So I have spent some time thinking about Fermat's Last Theorem and about how to come up with a proof for certain cases of n. To begin with I took n = 3.
$$A^3 + B^3 = C^3 (A,B,C \in \mathbb {Z})( A,B,C ≠ 0)$$ We can assume that $A<B<C$. Because of this we can rewrite this as: $$A^3 + xA^3 = C^3$$ We now have three possibilities: $x$ is an integer, $x$ is an irrational, or $x$ is a fraction.
If $x$ is an integer then $x$+1 and $x$ must be cubes. The only numbers which satisfy this are $x$ = 0. However, this means $B^3 = 0$.

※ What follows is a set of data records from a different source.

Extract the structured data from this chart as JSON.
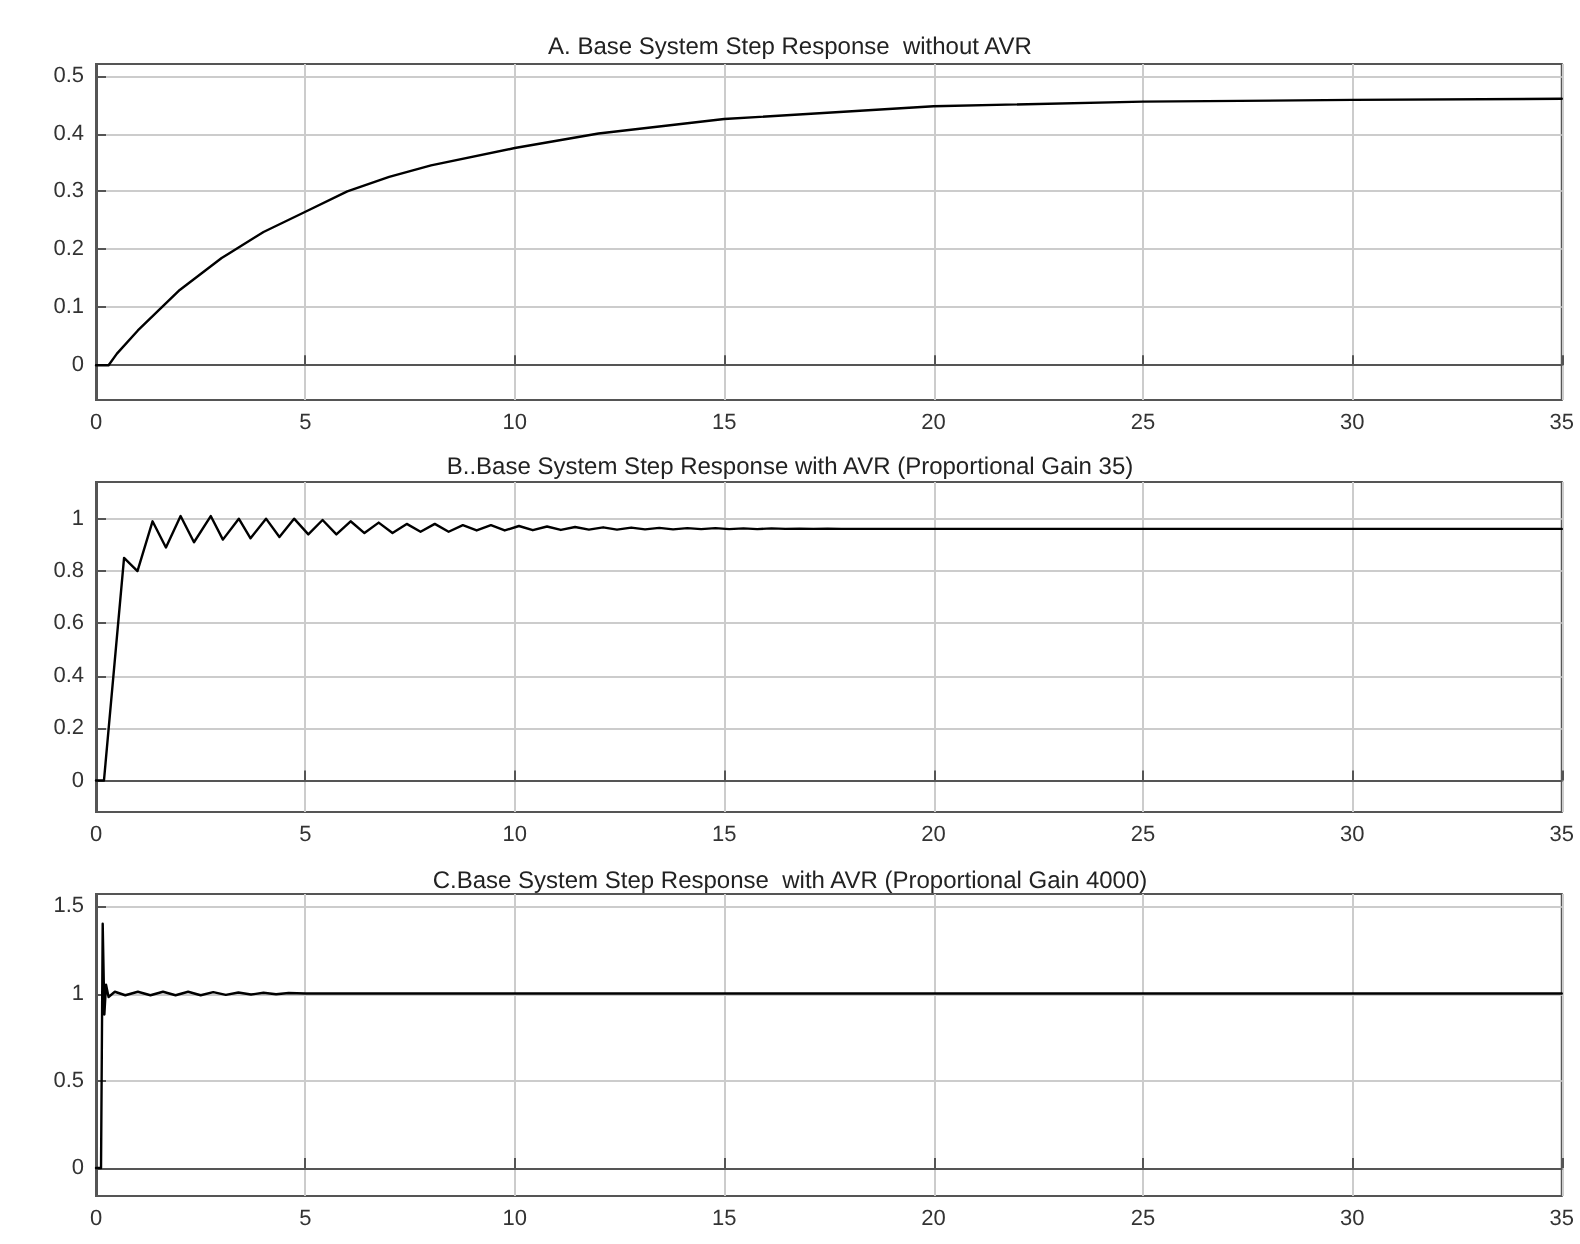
{
  "chart_data": [
    {
      "type": "line",
      "title": "A. Base System Step Response  without AVR",
      "xlim": [
        0,
        35
      ],
      "xticks": [
        0,
        5,
        10,
        15,
        20,
        25,
        30,
        35
      ],
      "ylim": [
        -0.06,
        0.52
      ],
      "yticks": [
        0,
        0.1,
        0.2,
        0.3,
        0.4,
        0.5
      ],
      "grid": true,
      "marker": "none",
      "line_style": "solid",
      "series": [
        {
          "color": "#000000",
          "x": [
            0,
            0.3,
            0.5,
            1,
            1.5,
            2,
            3,
            4,
            5,
            6,
            7,
            8,
            10,
            12,
            15,
            20,
            25,
            30,
            35
          ],
          "values": [
            0,
            0,
            0.02,
            0.06,
            0.095,
            0.13,
            0.185,
            0.23,
            0.265,
            0.3,
            0.325,
            0.345,
            0.375,
            0.4,
            0.425,
            0.447,
            0.455,
            0.458,
            0.46
          ]
        }
      ]
    },
    {
      "type": "line",
      "title": "B..Base System Step Response with AVR (Proportional Gain 35)",
      "xlim": [
        0,
        35
      ],
      "xticks": [
        0,
        5,
        10,
        15,
        20,
        25,
        30,
        35
      ],
      "ylim": [
        -0.12,
        1.14
      ],
      "yticks": [
        0,
        0.2,
        0.4,
        0.6,
        0.8,
        1
      ],
      "grid": true,
      "marker": "none",
      "line_style": "solid",
      "series": [
        {
          "color": "#000000",
          "x": [
            0,
            0.19,
            0.67,
            0.99,
            1.35,
            1.67,
            2.02,
            2.34,
            2.74,
            3.03,
            3.41,
            3.69,
            4.06,
            4.38,
            4.73,
            5.07,
            5.41,
            5.74,
            6.08,
            6.41,
            6.75,
            7.08,
            7.42,
            7.75,
            8.09,
            8.42,
            8.76,
            9.09,
            9.43,
            9.76,
            10.1,
            10.43,
            10.77,
            11.1,
            11.44,
            11.77,
            12.11,
            12.44,
            12.78,
            13.11,
            13.45,
            13.78,
            14.12,
            14.45,
            14.79,
            15.12,
            15.46,
            15.79,
            16.13,
            16.46,
            16.8,
            17.13,
            17.47,
            17.8,
            20,
            35
          ],
          "values": [
            0,
            0,
            0.85,
            0.8,
            0.99,
            0.89,
            1.01,
            0.91,
            1.01,
            0.92,
            1.0,
            0.925,
            1.0,
            0.93,
            1.0,
            0.94,
            0.995,
            0.94,
            0.99,
            0.945,
            0.985,
            0.945,
            0.98,
            0.95,
            0.98,
            0.95,
            0.975,
            0.955,
            0.975,
            0.955,
            0.972,
            0.956,
            0.97,
            0.957,
            0.968,
            0.958,
            0.967,
            0.958,
            0.966,
            0.959,
            0.965,
            0.959,
            0.964,
            0.96,
            0.964,
            0.96,
            0.963,
            0.96,
            0.963,
            0.961,
            0.962,
            0.961,
            0.962,
            0.961,
            0.961,
            0.961
          ]
        }
      ]
    },
    {
      "type": "line",
      "title": "C.Base System Step Response  with AVR (Proportional Gain 4000)",
      "xlim": [
        0,
        35
      ],
      "xticks": [
        0,
        5,
        10,
        15,
        20,
        25,
        30,
        35
      ],
      "ylim": [
        -0.16,
        1.57
      ],
      "yticks": [
        0,
        0.5,
        1,
        1.5
      ],
      "grid": true,
      "marker": "none",
      "line_style": "solid",
      "series": [
        {
          "color": "#000000",
          "x": [
            0,
            0.12,
            0.16,
            0.2,
            0.24,
            0.3,
            0.45,
            0.7,
            1,
            1.3,
            1.6,
            1.9,
            2.2,
            2.5,
            2.8,
            3.1,
            3.4,
            3.7,
            4,
            4.3,
            4.6,
            5,
            35
          ],
          "values": [
            0,
            0,
            1.4,
            0.88,
            1.05,
            0.98,
            1.01,
            0.99,
            1.01,
            0.99,
            1.01,
            0.99,
            1.01,
            0.99,
            1.008,
            0.992,
            1.006,
            0.994,
            1.004,
            0.996,
            1.003,
            1,
            1
          ]
        }
      ]
    }
  ]
}
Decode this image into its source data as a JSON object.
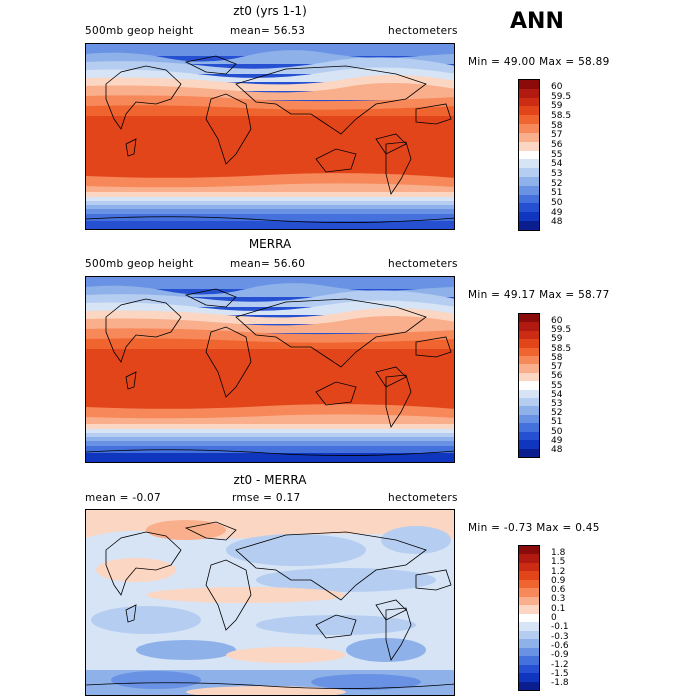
{
  "header": {
    "season": "ANN"
  },
  "panels": [
    {
      "title": "zt0 (yrs 1-1)",
      "left_label": "500mb geop height",
      "mid_label": "mean=  56.53",
      "units": "hectometers",
      "minmax": "Min =  49.00 Max =  58.89",
      "colorbar_labels": [
        "60",
        "59.5",
        "59",
        "58.5",
        "58",
        "57",
        "56",
        "55",
        "54",
        "53",
        "52",
        "51",
        "50",
        "49",
        "48"
      ],
      "colorbar_colors": [
        "#8b0a0a",
        "#b01a10",
        "#cc2c14",
        "#e3451b",
        "#f0652f",
        "#f6885a",
        "#f9ae8c",
        "#fbd6c2",
        "#ffffff",
        "#d6e4f6",
        "#b5cdf0",
        "#8eb1ea",
        "#6a92e4",
        "#4571dc",
        "#2650d2",
        "#1036c0",
        "#0b1e8f"
      ]
    },
    {
      "title": "MERRA",
      "left_label": "500mb geop height",
      "mid_label": "mean=  56.60",
      "units": "hectometers",
      "minmax": "Min =  49.17 Max =  58.77",
      "colorbar_labels": [
        "60",
        "59.5",
        "59",
        "58.5",
        "58",
        "57",
        "56",
        "55",
        "54",
        "53",
        "52",
        "51",
        "50",
        "49",
        "48"
      ],
      "colorbar_colors": [
        "#8b0a0a",
        "#b01a10",
        "#cc2c14",
        "#e3451b",
        "#f0652f",
        "#f6885a",
        "#f9ae8c",
        "#fbd6c2",
        "#ffffff",
        "#d6e4f6",
        "#b5cdf0",
        "#8eb1ea",
        "#6a92e4",
        "#4571dc",
        "#2650d2",
        "#1036c0",
        "#0b1e8f"
      ]
    },
    {
      "title": "zt0 - MERRA",
      "left_label": "mean =  -0.07",
      "mid_label": "rmse =   0.17",
      "units": "hectometers",
      "minmax": "Min = -0.73 Max =   0.45",
      "colorbar_labels": [
        "1.8",
        "1.5",
        "1.2",
        "0.9",
        "0.6",
        "0.3",
        "0.1",
        "0",
        "-0.1",
        "-0.3",
        "-0.6",
        "-0.9",
        "-1.2",
        "-1.5",
        "-1.8"
      ],
      "colorbar_colors": [
        "#8b0a0a",
        "#b01a10",
        "#cc2c14",
        "#e3451b",
        "#f0652f",
        "#f6885a",
        "#f9ae8c",
        "#fbd6c2",
        "#ffffff",
        "#d6e4f6",
        "#b5cdf0",
        "#8eb1ea",
        "#6a92e4",
        "#4571dc",
        "#2650d2",
        "#1036c0",
        "#0b1e8f"
      ]
    }
  ]
}
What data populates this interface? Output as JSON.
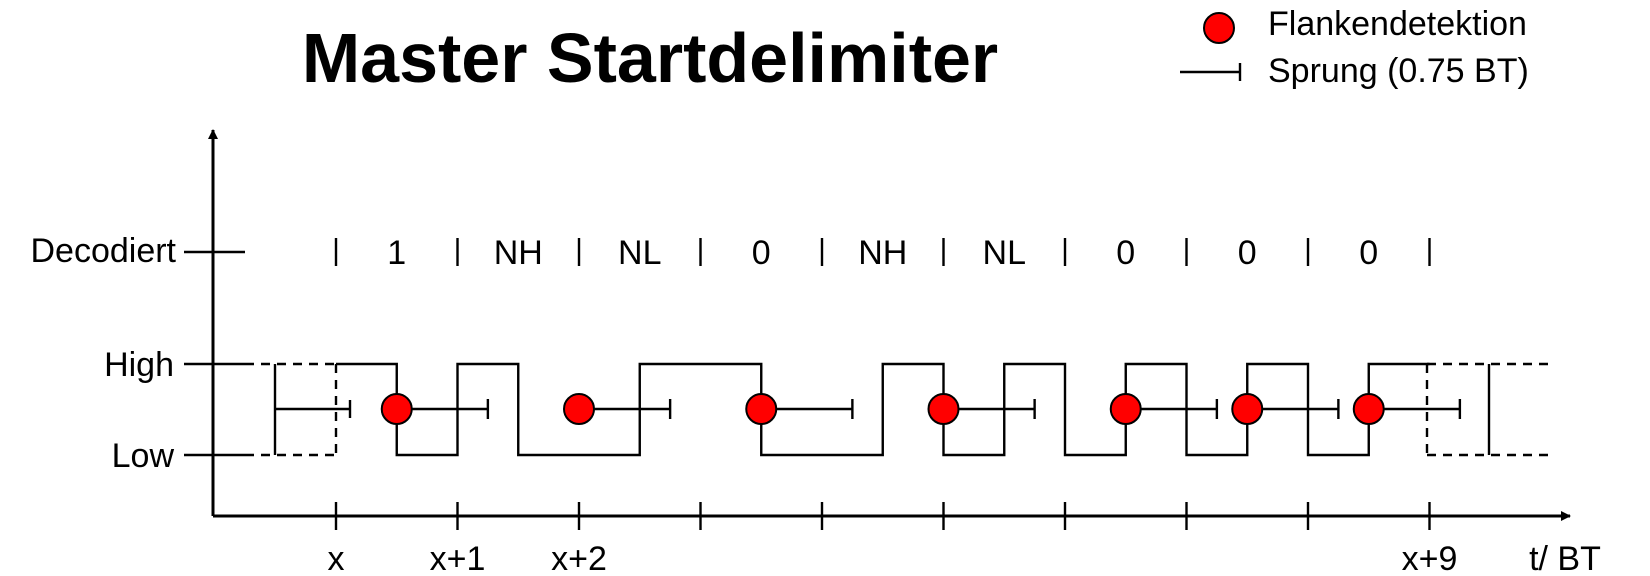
{
  "title": "Master Startdelimiter",
  "legend": {
    "edge_detection": "Flankendetektion",
    "jump": "Sprung (0.75 BT)",
    "edge_color": "#ff0000"
  },
  "axis": {
    "y_levels": [
      "High",
      "Low"
    ],
    "decoded_row_label": "Decodiert",
    "x_label": "t/ BT",
    "x_tick_labels": [
      "x",
      "x+1",
      "x+2",
      "",
      "",
      "",
      "",
      "",
      "",
      "x+9"
    ]
  },
  "decoded_symbols": [
    "1",
    "NH",
    "NL",
    "0",
    "NH",
    "NL",
    "0",
    "0",
    "0"
  ],
  "signal_levels": [
    "H",
    "L",
    "H",
    "L",
    "L",
    "H",
    "H",
    "L",
    "L",
    "H",
    "L",
    "H",
    "L",
    "H",
    "L",
    "H",
    "L",
    "H"
  ],
  "edge_detections_bt": [
    0.5,
    2.0,
    3.5,
    5.0,
    6.5,
    7.5,
    8.5
  ],
  "jump_length_bt": 0.75
}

$x$ cannot be irrational because then $C^3$ is irrational. Therefore $x$ is a fraction.
We can represent this now as: $$A^3 + \frac{p}{q}B^3 = C^3 (p,q \in \mathbb {Z})(GCD(p,q) = 1)$$ This means $\frac{p}{q}$ is actually a cube over a cube. Therefore $p$ and $q$ are cube numbers.
However, $1 + \frac{p}{q}$ is also a cube. Therefore $\frac{p+q}{q}$ is a cube over a cube. Hence: $$\sqrt[3]{p} ,\sqrt[3]{q}, \sqrt[3]{p+q} \in \mathbb {Z}$$
We can now create another variable $v$ for $p+q$. Therefore, $$p+q = v$$ (Where $\sqrt[3]{v} \in \mathbb {Z}$)
Now we must deal with $\frac{p}{q}+1$. Since this is a cube we can write this as: $$\frac{p}{q} + 1 = \lambda^3$$ Since $p$ and $q$ are co-prime and in simplest form, $\lambda$ and $\lambda^3$ are also fractions in simplest form. Rearranging, we get: $$p = q(\lambda^3 - 1)$$
Substituting this into $p+q=v$, we get: $$q+q(\lambda^3 - 1) = v$$ $$q\lambda^3 = v$$
Since $\lambda^3$ is a fraction, we can express it as $\frac{D^3}{E^3}$. Hence: $$qD^3 = vE^3$$
However, because $v$ is a cube, $vE^3$ is also a cube. Therefore $\lambda^3$ doesn't have to be a fraction. This is a contradiction, and so there can be no integer solutions for $p$ and $q$. Subsequently, there can be no integer solutions for A,B,C in: $$A^3 + B^3 = C^3$$.
If anyone could point out the problem in this and what you think of it it would be greatly appreciated. Thank you.